One of the most brutal juvenile delinquent films ever made. It would have to go pornographic to get more extreme. The soft and skinny kids here aren’t rebels so much as they are wild animals—fucking, drugging, consuming, barely articulate jackals in the streets of New York City. We only see one parent in the entire movie and she’s a penniless slug who breastfeeds her infant openly in front of her son and his friends. There’s not much plot. Director Larry Clark, in his 50s when he made this (his first feature film), came up as a photographer documenting his own drugged-out youth in 1960s Tulsa, Oklahoma and he continues that obsession here. Kids is the work of a photographer, rather than a slick storyteller. It’s about imagery and moments. The threadbare plot deals with 16 year old Jenny (Chloe Sevigny), who learns that she’s HIV positive—and she’s only had sex with one guy, so she knows exactly where it came from. It’s 17 year old Telly (Leo Fitzpatrick), a mush-mouthed beanpole, dumb as a dog biscuit, who looks like he doesn’t even shave yet, but he loves coaxing virgins into sex. Jenny spends the whole movie trying to find Telly, searching for him into the night until she’s half-asleep standing up while he parties away.
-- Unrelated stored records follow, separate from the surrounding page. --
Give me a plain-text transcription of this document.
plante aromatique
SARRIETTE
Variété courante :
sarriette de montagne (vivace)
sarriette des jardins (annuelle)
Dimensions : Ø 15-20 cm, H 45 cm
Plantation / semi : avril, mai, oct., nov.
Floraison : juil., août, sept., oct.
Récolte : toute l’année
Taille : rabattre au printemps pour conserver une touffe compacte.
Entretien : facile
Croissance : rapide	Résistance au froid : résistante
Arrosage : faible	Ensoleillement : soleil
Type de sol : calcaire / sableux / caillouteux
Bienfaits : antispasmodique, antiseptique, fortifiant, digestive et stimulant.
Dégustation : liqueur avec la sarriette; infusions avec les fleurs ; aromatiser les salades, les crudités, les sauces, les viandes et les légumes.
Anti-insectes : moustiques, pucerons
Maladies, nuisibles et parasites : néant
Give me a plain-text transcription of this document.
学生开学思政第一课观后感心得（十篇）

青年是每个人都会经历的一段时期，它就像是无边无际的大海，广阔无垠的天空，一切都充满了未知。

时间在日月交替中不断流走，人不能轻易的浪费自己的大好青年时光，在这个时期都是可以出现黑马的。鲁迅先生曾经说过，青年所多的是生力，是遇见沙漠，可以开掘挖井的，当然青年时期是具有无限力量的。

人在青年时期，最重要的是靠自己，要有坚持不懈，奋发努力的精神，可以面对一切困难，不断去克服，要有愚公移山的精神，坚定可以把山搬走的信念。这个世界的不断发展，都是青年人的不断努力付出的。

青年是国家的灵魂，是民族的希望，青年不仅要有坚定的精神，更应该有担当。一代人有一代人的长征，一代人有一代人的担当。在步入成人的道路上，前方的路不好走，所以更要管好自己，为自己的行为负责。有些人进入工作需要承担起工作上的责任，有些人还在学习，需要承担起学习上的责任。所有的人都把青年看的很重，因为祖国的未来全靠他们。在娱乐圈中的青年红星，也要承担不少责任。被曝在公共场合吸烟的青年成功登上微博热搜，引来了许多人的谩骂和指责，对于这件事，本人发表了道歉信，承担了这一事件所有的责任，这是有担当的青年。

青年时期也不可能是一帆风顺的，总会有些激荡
The script was written by an 18 year old Harmony Korine, then a New York City skateboarder with one semester of writing education. It was the start of Korine’s career as a writer/director chronicling the freakier, scummier side of humanity.
Getting this one out took a few jumps through a few hoops. After the indie film kingpins at the Disney-owned Miramax Films purchased it, the MPAA branded it with an NC-17 rating. Disney had a strict policy against releasing anything rated NC-17 so Miramax chairmen Bob and Harvey Weinstein bought the film back themselves and formed a one-off company, Shining Excalibur Films, to release it. It went out unrated on the arthouse theater circuit and became a controversial hit.